Hamas’ın Filistinli mültecilerin sorunlarına eğilmesi, çözüm için çaba harcaması ve onları korumaya çalışması.

Hamas’a yönelik bu ilgi ve teveccühü Batı Yaka’daki üniversitelerde yapılan öğrenci seçimlerinde görmek mümkün olduğu gibi, Filistinli mültecilerin bulunduğu ülkelerde mültecilerin harekete yönelik tutumlarında da görmek mümkündür.

Yukarıda sıralanan veya buraya alınmayan nedenler, Mahmud Abbas’ı ulusal uzlaşıyı sabote etmeye, Filistin ulusal projesini yok etmeye ve direnişe düşman kesilmeye itti.
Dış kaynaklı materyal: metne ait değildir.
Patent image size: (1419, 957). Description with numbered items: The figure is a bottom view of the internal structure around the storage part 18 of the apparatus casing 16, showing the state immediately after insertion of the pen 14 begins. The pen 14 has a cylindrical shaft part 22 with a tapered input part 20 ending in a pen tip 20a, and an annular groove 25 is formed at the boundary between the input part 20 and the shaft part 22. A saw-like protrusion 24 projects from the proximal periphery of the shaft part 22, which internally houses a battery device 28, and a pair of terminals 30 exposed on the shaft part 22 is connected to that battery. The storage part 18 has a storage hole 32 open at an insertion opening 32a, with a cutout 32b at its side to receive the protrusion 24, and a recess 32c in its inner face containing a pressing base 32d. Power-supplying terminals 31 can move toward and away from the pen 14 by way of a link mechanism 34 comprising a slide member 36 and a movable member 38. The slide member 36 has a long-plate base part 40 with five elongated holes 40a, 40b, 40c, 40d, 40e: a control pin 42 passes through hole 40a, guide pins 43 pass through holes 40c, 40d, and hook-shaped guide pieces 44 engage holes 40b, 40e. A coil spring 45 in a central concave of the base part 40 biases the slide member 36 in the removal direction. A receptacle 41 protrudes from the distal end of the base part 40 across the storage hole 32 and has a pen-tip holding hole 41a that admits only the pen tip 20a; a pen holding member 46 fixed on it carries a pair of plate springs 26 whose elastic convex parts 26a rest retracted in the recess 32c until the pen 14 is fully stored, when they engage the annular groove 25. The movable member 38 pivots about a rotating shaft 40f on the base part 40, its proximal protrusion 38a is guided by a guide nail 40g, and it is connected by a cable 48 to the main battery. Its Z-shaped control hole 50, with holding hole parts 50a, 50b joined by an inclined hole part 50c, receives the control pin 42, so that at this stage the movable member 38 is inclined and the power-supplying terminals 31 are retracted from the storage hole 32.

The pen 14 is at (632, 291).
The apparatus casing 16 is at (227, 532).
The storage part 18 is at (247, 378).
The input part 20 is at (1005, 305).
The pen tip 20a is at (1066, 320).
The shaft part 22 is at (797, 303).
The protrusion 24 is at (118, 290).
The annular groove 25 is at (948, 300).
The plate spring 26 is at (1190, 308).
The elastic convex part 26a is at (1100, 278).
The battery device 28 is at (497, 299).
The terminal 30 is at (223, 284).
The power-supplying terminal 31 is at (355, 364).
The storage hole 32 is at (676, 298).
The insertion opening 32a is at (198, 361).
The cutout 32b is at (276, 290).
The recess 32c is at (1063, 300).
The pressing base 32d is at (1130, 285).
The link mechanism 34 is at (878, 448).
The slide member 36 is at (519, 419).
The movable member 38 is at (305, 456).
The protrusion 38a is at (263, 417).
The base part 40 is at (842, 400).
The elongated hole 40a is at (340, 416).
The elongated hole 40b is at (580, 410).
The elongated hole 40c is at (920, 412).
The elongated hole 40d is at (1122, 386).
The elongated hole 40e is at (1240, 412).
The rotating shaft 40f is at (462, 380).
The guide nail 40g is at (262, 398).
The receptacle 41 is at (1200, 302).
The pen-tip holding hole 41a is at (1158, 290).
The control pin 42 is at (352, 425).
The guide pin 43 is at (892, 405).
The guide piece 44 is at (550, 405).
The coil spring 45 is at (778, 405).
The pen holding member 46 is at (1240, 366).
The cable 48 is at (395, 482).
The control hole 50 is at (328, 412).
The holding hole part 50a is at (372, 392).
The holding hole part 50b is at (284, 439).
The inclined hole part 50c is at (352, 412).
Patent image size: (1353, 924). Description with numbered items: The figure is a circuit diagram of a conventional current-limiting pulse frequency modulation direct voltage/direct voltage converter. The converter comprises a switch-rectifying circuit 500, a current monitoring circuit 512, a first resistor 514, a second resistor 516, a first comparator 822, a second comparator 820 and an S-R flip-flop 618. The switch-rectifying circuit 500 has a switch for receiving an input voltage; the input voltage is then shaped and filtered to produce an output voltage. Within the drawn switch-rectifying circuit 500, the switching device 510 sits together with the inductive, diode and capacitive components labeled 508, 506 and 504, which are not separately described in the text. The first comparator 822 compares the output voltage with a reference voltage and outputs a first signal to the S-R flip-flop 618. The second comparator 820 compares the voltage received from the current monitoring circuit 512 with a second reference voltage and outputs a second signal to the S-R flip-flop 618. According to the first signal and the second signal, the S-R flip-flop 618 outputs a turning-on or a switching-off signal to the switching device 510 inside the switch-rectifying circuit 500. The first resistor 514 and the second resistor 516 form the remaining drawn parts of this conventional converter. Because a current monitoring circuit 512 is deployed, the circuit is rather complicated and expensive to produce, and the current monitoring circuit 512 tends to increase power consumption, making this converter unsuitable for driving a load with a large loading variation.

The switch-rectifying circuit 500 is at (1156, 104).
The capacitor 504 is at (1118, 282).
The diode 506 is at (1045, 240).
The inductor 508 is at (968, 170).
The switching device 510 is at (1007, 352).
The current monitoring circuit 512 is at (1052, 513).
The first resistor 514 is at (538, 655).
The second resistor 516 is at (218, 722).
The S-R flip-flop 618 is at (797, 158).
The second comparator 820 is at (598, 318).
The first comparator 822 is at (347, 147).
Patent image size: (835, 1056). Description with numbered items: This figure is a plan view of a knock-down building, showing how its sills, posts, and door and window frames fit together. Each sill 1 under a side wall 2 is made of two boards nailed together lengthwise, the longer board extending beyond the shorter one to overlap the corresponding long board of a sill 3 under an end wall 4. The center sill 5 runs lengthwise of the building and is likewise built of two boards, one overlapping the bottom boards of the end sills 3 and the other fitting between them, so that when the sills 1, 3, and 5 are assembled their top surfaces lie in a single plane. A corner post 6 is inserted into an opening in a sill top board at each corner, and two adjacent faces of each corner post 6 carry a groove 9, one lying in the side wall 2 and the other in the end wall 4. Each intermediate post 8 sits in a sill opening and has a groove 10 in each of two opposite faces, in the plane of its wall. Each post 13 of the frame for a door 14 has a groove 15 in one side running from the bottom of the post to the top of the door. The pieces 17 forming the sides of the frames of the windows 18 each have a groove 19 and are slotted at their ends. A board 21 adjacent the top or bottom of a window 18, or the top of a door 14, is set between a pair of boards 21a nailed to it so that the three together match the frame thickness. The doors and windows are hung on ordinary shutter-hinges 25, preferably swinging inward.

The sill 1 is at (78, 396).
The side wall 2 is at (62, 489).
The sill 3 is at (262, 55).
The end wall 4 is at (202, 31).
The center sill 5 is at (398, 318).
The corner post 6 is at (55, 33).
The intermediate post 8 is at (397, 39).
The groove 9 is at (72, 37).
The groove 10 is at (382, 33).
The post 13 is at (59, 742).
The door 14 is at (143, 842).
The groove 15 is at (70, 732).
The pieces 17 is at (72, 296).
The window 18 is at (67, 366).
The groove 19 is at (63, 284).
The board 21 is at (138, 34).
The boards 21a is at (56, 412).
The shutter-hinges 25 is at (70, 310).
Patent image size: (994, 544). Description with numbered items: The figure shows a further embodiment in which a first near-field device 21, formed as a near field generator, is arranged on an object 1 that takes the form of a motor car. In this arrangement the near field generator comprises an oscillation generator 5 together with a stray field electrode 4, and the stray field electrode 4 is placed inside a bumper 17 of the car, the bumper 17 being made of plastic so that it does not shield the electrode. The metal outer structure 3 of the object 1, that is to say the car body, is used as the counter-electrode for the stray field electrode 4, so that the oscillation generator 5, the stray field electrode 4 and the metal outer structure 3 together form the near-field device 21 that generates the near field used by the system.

Abbas işgalciye sunduğu bütün hizmetlere karşı ondan bir mükâfat da alamadı. En son yaptığı açıklamada işgalciyi savunarak, onunla yaptığı güvenlik koordinasyonun devam edeceğini vurguladı ve işgale karşı her türlü direnişi reddettiğini bir kez daha ifade etti.

Problem şurada. Abbas’ın bu histerik tutumundan en fazla zarar gören Filistin davası ve Filistin ulusal projesidir. Kahraman şehitlerle esirlerdir. El-Bergusi ve Nealive ailelerinin çektikleri sıkıntılar ve karşılaştıkları muamele bunun açık delilidir.